— Ти-шше! — зычно и резко сорвал Павел Павлыч гам. Павел Павлыч — рядом с Отцом, близкий друг, большевичище: сутул, кряжист и против Отца — как дедушкин внук.
— Ш…ш…ш… Тш…ш… Цс…с…с…
По горке, на Панскую улицу, в переулке зашипело, засвистело в темноте. И вдруг тихо встало.
Тогда медленно переложил Отец из правой в левую костыль, молодо вскинул голову, поднял высоко тощую руку, — толпа вздрогнула, услышав родное:
— Та…ва…рищи!
Красным ситцем обернут клубный фонарь, трепетно бьются красные знамена, плещутся факелы в багровой полутьме, словно цветы полевые здесь и там, здесь и там красноплатные головы ткачих.
У Отца на груди — и у множества — красные ленточки вшиты в самое сердце…
— Товарищи!
И треснутым счастливым рокотом держал Отец свою предсмертную речь.
— У меня нет слов… чтобы сказать, как рад… такая великая честь: вы избрали меня председателем первого свободного митинга; свободного митинга свободных граждан.
Товарищи! Спасибо вам за эту честь.
Долгие десятки лет ждал я такого момента… Свободу ждал… И вот — дождался наконец, мы с вами теперь свободны…
В сердце старика тонким хрустальным звоном стучалась надежда:
«И этот манифест — шаг вперед».
Вспомнились Отцу долгие годы непросветной маяты, светлым лучом полоснули по сердцу эти октябрьские дни. Он стоял теперь под знаменами и верил, верил, что победа близка.
Оттого и дрожал, срывался старческий голос, оттого под чиненными шнурочком очками скатывались в щели морщин слезы.

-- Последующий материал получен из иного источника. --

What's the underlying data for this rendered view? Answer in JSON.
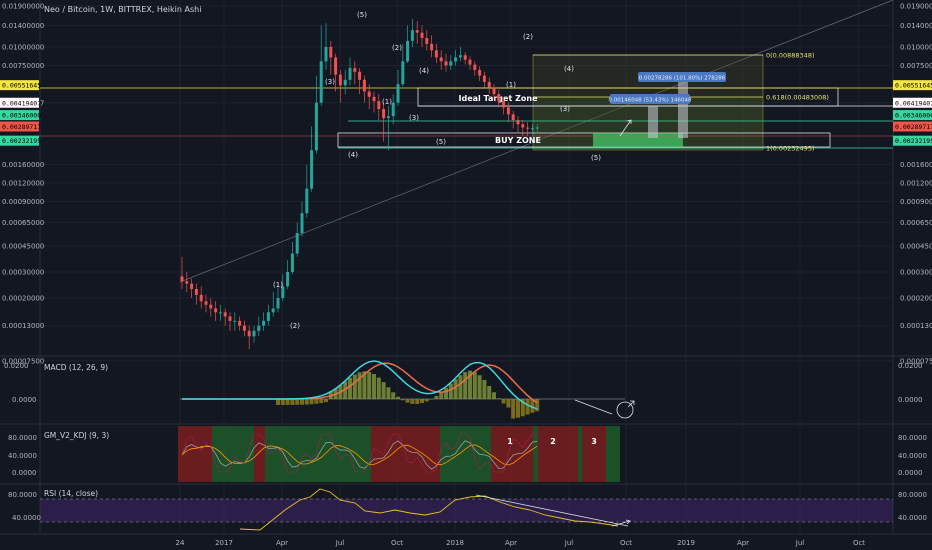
{
  "title": "Neo / Bitcoin, 1W, BITTREX, Heikin Ashi",
  "main_axis": {
    "left_ticks": [
      "0.01900000",
      "0.01400000",
      "0.01000000",
      "0.00750000",
      "0.00419407",
      "0.00160000",
      "0.00120000",
      "0.00090000",
      "0.00065000",
      "0.00045000",
      "0.00030000",
      "0.00020000",
      "0.00013000",
      "0.00007500"
    ],
    "right_ticks": [
      "0.01900000",
      "0.01400000",
      "0.01000000",
      "0.00750000",
      "0.00419407",
      "0.00160000",
      "0.00120000",
      "0.00090000",
      "0.00065000",
      "0.00045000",
      "0.00030000",
      "0.00020000",
      "0.00013000",
      "0.00007500"
    ],
    "scale": "log"
  },
  "price_badges": [
    {
      "label": "0.00551645",
      "color": "#f5e642",
      "text_color": "#000000",
      "price": 0.00551645
    },
    {
      "label": "0.00419407",
      "color": "#ffffff",
      "text_color": "#000000",
      "price": 0.00419407
    },
    {
      "label": "0.00346000",
      "color": "#37d8a0",
      "text_color": "#000000",
      "price": 0.00346
    },
    {
      "label": "0.00289717",
      "color": "#f0554a",
      "text_color": "#000000",
      "price": 0.00289717
    },
    {
      "label": "0.00232195",
      "color": "#37d8a0",
      "text_color": "#000000",
      "price": 0.00232195
    }
  ],
  "fib_labels": {
    "top": "0(0.00888348)",
    "mid": "0.618(0.00483008)",
    "bottom": "1(0.00232495)"
  },
  "zones": {
    "target": "Ideal Target Zone",
    "buy": "BUY ZONE"
  },
  "measure_boxes": {
    "upper": "0.00278286 (101.80%) 278286",
    "lower": "0.00146048 (53.43%) 146048"
  },
  "waves": [
    "(5)",
    "(3)",
    "(2)",
    "(4)",
    "(1)",
    "(3)",
    "(4)",
    "(5)",
    "(2)",
    "(1)",
    "(4)",
    "(3)",
    "(5)",
    "(1)",
    "(2)"
  ],
  "macd": {
    "title": "MACD (12, 26, 9)",
    "ticks": [
      "0.0200",
      "0.0000"
    ]
  },
  "kdj": {
    "title": "GM_V2_KDJ (9, 3)",
    "ticks": [
      "80.0000",
      "40.0000",
      "0.0000"
    ],
    "markers": [
      "1",
      "2",
      "3"
    ]
  },
  "rsi": {
    "title": "RSI (14, close)",
    "ticks": [
      "80.0000",
      "40.0000"
    ]
  },
  "time_axis": [
    "24",
    "2017",
    "Apr",
    "Jul",
    "Oct",
    "2018",
    "Apr",
    "Jul",
    "Oct",
    "2019",
    "Apr",
    "Jul",
    "Oct"
  ],
  "colors": {
    "background": "#131722",
    "up": "#26a69a",
    "down": "#ef5350",
    "grid": "#1e222d"
  },
  "chart_data": {
    "type": "candlestick",
    "title": "Neo / Bitcoin, 1W, BITTREX, Heikin Ashi",
    "y_scale": "log",
    "ylim": [
      7.5e-05,
      0.019
    ],
    "candles": [
      {
        "o": 0.00028,
        "c": 0.00026,
        "h": 0.00038,
        "l": 0.00023
      },
      {
        "o": 0.00026,
        "c": 0.00025,
        "h": 0.0003,
        "l": 0.00022
      },
      {
        "o": 0.00025,
        "c": 0.00023,
        "h": 0.00027,
        "l": 0.0002
      },
      {
        "o": 0.00023,
        "c": 0.00021,
        "h": 0.00025,
        "l": 0.00018
      },
      {
        "o": 0.00021,
        "c": 0.00019,
        "h": 0.00024,
        "l": 0.00017
      },
      {
        "o": 0.00019,
        "c": 0.00018,
        "h": 0.00021,
        "l": 0.00016
      },
      {
        "o": 0.00018,
        "c": 0.00017,
        "h": 0.0002,
        "l": 0.00015
      },
      {
        "o": 0.00017,
        "c": 0.00016,
        "h": 0.00019,
        "l": 0.00014
      },
      {
        "o": 0.00016,
        "c": 0.00016,
        "h": 0.00018,
        "l": 0.00014
      },
      {
        "o": 0.00016,
        "c": 0.00015,
        "h": 0.00017,
        "l": 0.00013
      },
      {
        "o": 0.00015,
        "c": 0.00014,
        "h": 0.00016,
        "l": 0.00012
      },
      {
        "o": 0.00014,
        "c": 0.00014,
        "h": 0.00016,
        "l": 0.00012
      },
      {
        "o": 0.00014,
        "c": 0.00013,
        "h": 0.00015,
        "l": 0.00012
      },
      {
        "o": 0.00013,
        "c": 0.00012,
        "h": 0.00014,
        "l": 0.00011
      },
      {
        "o": 0.00012,
        "c": 0.00011,
        "h": 0.00013,
        "l": 9e-05
      },
      {
        "o": 0.00011,
        "c": 0.00012,
        "h": 0.00013,
        "l": 0.0001
      },
      {
        "o": 0.00012,
        "c": 0.00013,
        "h": 0.00015,
        "l": 0.00011
      },
      {
        "o": 0.00013,
        "c": 0.00014,
        "h": 0.00016,
        "l": 0.00012
      },
      {
        "o": 0.00014,
        "c": 0.00016,
        "h": 0.00018,
        "l": 0.00013
      },
      {
        "o": 0.00016,
        "c": 0.00017,
        "h": 0.00022,
        "l": 0.00015
      },
      {
        "o": 0.00017,
        "c": 0.0002,
        "h": 0.00024,
        "l": 0.00016
      },
      {
        "o": 0.0002,
        "c": 0.00024,
        "h": 0.00029,
        "l": 0.00019
      },
      {
        "o": 0.00024,
        "c": 0.0003,
        "h": 0.00036,
        "l": 0.00023
      },
      {
        "o": 0.0003,
        "c": 0.0004,
        "h": 0.00048,
        "l": 0.00029
      },
      {
        "o": 0.0004,
        "c": 0.00055,
        "h": 0.00065,
        "l": 0.00038
      },
      {
        "o": 0.00055,
        "c": 0.00075,
        "h": 0.0009,
        "l": 0.00052
      },
      {
        "o": 0.00075,
        "c": 0.0011,
        "h": 0.0016,
        "l": 0.0007
      },
      {
        "o": 0.0011,
        "c": 0.002,
        "h": 0.0029,
        "l": 0.00105
      },
      {
        "o": 0.002,
        "c": 0.0042,
        "h": 0.0064,
        "l": 0.0019
      },
      {
        "o": 0.0042,
        "c": 0.008,
        "h": 0.014,
        "l": 0.004
      },
      {
        "o": 0.008,
        "c": 0.01,
        "h": 0.0145,
        "l": 0.007
      },
      {
        "o": 0.01,
        "c": 0.0085,
        "h": 0.011,
        "l": 0.0065
      },
      {
        "o": 0.0085,
        "c": 0.0065,
        "h": 0.009,
        "l": 0.005
      },
      {
        "o": 0.0065,
        "c": 0.0055,
        "h": 0.007,
        "l": 0.0042
      },
      {
        "o": 0.0055,
        "c": 0.006,
        "h": 0.007,
        "l": 0.0048
      },
      {
        "o": 0.006,
        "c": 0.0072,
        "h": 0.0085,
        "l": 0.0055
      },
      {
        "o": 0.0072,
        "c": 0.0068,
        "h": 0.008,
        "l": 0.0056
      },
      {
        "o": 0.0068,
        "c": 0.006,
        "h": 0.0072,
        "l": 0.0048
      },
      {
        "o": 0.006,
        "c": 0.005,
        "h": 0.0064,
        "l": 0.0042
      },
      {
        "o": 0.005,
        "c": 0.0046,
        "h": 0.0056,
        "l": 0.0038
      },
      {
        "o": 0.0046,
        "c": 0.0043,
        "h": 0.005,
        "l": 0.0036
      },
      {
        "o": 0.0043,
        "c": 0.0038,
        "h": 0.0048,
        "l": 0.0032
      },
      {
        "o": 0.0038,
        "c": 0.0033,
        "h": 0.0042,
        "l": 0.0023
      },
      {
        "o": 0.0033,
        "c": 0.0034,
        "h": 0.004,
        "l": 0.002
      },
      {
        "o": 0.0034,
        "c": 0.0042,
        "h": 0.0048,
        "l": 0.003
      },
      {
        "o": 0.0042,
        "c": 0.0056,
        "h": 0.007,
        "l": 0.004
      },
      {
        "o": 0.0056,
        "c": 0.008,
        "h": 0.0105,
        "l": 0.0054
      },
      {
        "o": 0.008,
        "c": 0.011,
        "h": 0.014,
        "l": 0.0078
      },
      {
        "o": 0.011,
        "c": 0.013,
        "h": 0.0155,
        "l": 0.01
      },
      {
        "o": 0.013,
        "c": 0.0125,
        "h": 0.015,
        "l": 0.0105
      },
      {
        "o": 0.0125,
        "c": 0.0115,
        "h": 0.014,
        "l": 0.01
      },
      {
        "o": 0.0115,
        "c": 0.0105,
        "h": 0.013,
        "l": 0.0095
      },
      {
        "o": 0.0105,
        "c": 0.0095,
        "h": 0.012,
        "l": 0.0085
      },
      {
        "o": 0.0095,
        "c": 0.0085,
        "h": 0.0105,
        "l": 0.0078
      },
      {
        "o": 0.0085,
        "c": 0.008,
        "h": 0.0095,
        "l": 0.007
      },
      {
        "o": 0.008,
        "c": 0.0075,
        "h": 0.009,
        "l": 0.0068
      },
      {
        "o": 0.0075,
        "c": 0.008,
        "h": 0.0088,
        "l": 0.007
      },
      {
        "o": 0.008,
        "c": 0.0085,
        "h": 0.0095,
        "l": 0.0075
      },
      {
        "o": 0.0085,
        "c": 0.0088,
        "h": 0.01,
        "l": 0.008
      },
      {
        "o": 0.0088,
        "c": 0.0082,
        "h": 0.0092,
        "l": 0.0076
      },
      {
        "o": 0.0082,
        "c": 0.0076,
        "h": 0.0086,
        "l": 0.007
      },
      {
        "o": 0.0076,
        "c": 0.007,
        "h": 0.008,
        "l": 0.0064
      },
      {
        "o": 0.007,
        "c": 0.0064,
        "h": 0.0074,
        "l": 0.0059
      },
      {
        "o": 0.0064,
        "c": 0.0058,
        "h": 0.0068,
        "l": 0.0053
      },
      {
        "o": 0.0058,
        "c": 0.0053,
        "h": 0.0062,
        "l": 0.0048
      },
      {
        "o": 0.0053,
        "c": 0.0048,
        "h": 0.0056,
        "l": 0.0044
      },
      {
        "o": 0.0048,
        "c": 0.0043,
        "h": 0.0051,
        "l": 0.0039
      },
      {
        "o": 0.0043,
        "c": 0.0039,
        "h": 0.0046,
        "l": 0.0035
      },
      {
        "o": 0.0039,
        "c": 0.0035,
        "h": 0.0042,
        "l": 0.0031
      },
      {
        "o": 0.0035,
        "c": 0.0032,
        "h": 0.0037,
        "l": 0.0028
      },
      {
        "o": 0.0032,
        "c": 0.003,
        "h": 0.0034,
        "l": 0.0026
      },
      {
        "o": 0.003,
        "c": 0.00285,
        "h": 0.0032,
        "l": 0.0025
      },
      {
        "o": 0.00285,
        "c": 0.0028,
        "h": 0.0031,
        "l": 0.0025
      },
      {
        "o": 0.0028,
        "c": 0.00282,
        "h": 0.003,
        "l": 0.00255
      },
      {
        "o": 0.00282,
        "c": 0.00285,
        "h": 0.003,
        "l": 0.0026
      }
    ]
  }
}
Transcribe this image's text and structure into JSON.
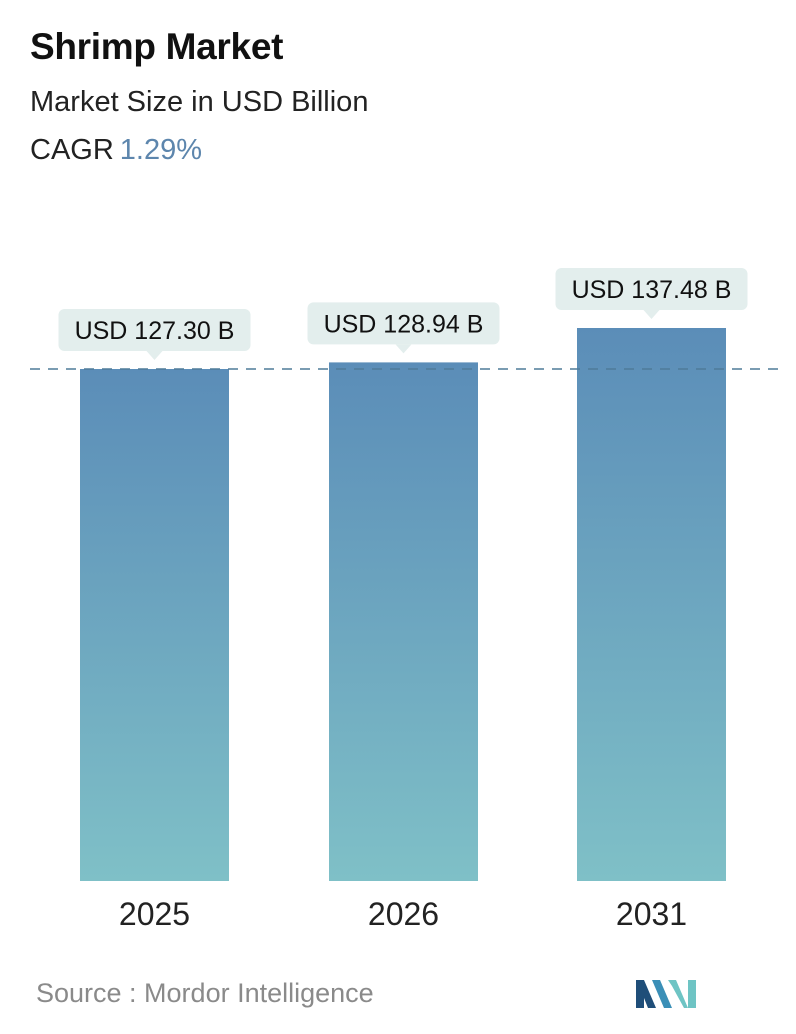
{
  "header": {
    "title": "Shrimp Market",
    "subtitle": "Market Size in USD Billion",
    "cagr_label": "CAGR",
    "cagr_value": "1.29%"
  },
  "chart_data": {
    "type": "bar",
    "categories": [
      "2025",
      "2026",
      "2031"
    ],
    "values": [
      127.3,
      128.94,
      137.48
    ],
    "value_labels": [
      "USD 127.30 B",
      "USD 128.94 B",
      "USD 137.48 B"
    ],
    "title": "Shrimp Market",
    "subtitle": "Market Size in USD Billion",
    "xlabel": "",
    "ylabel": "",
    "reference_line": 127.3,
    "grid": false,
    "legend": "none",
    "colors": {
      "bar_top": "#5b8db8",
      "bar_bottom": "#7fc0c7",
      "callout": "#e3eeed",
      "dashed_line": "#4f7b99"
    }
  },
  "footer": {
    "source": "Source :  Mordor Intelligence"
  },
  "logo": {
    "icon": "mordor-intelligence-logo-icon",
    "colors": [
      "#1f4e79",
      "#3a8fb7",
      "#6ec4c4"
    ]
  }
}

Вдруг показались казаки. Цокали по камням подковы. Плети готовы в руках. За плечами винтовки в заряде.
Сомкнулась толпа, зарычала, загрозила каменьями. Кожеловский — полицмейстер — казаков увел в казармы.
Говорил Павел Павлыч. Потом говорил Одиссей: косматый, голосистый, любимый. Говорил Странник — Семен Балашов, покрывал он площадь сердитым, режущим криком, не верил царским свободам, неверьем пронизал, насторожил притихшие толпы. Около стоял и рвался к слову пламенный Арсений — юноша Миша Фрунзе; с Мишей о бок — Бубнов Андрей, Химик, с Химиком — Станко, беззаветный Станко, вождь боевых дружин; Шорохов, Дмитрий Иваныч — ткач, большевик; Федор Самойлов, что в царскую думу ходил потом от рабочих, Маша Труба — все они здесь, бойцы подполья, кольцом сомкнулись вокруг Отца.
И в полночь, когда росой заиндевели крыши, а острый ветер стих, — потушили красный фонарь у клуба, и торжественные толпы потекли по улицам и переулкам; рдяные факелы отмечали их путь.
«Марсельеза» и «Варшавянка» грохотали над городом.
Поодаль сторожили казацкие сотни.
Это было двадцатого октября.
Двадцать первого целый день город захлебывался в праздничной радости: по улицам ходили с красными флагами; ораторы на перекрестках держали речи:
— Права… Свобода… Конституция…
Двадцать второго на главной площади, перед управой, с утра собирался город: большевики готовили митинг — здесь холодно и строго надо было вспороть живот манифесту.
И снова в центре, вкруг трибунной бочки — большевики. Веют весело легкие знамена. И словно дуб в кустарной поросли — раскинулось над площадью огромное черное полотнище:
«Слава павшим борцам за свободу».
Это поминают рабочие тех, что недавно, в июньские дни, на Талке погибли в казачьем налете.
И сразу — на площади — тихо.
Вырос на бочке Странник:
— Товарищи! Прежде чем открыть — почтим память наших лучших… расстрелянных на Талке…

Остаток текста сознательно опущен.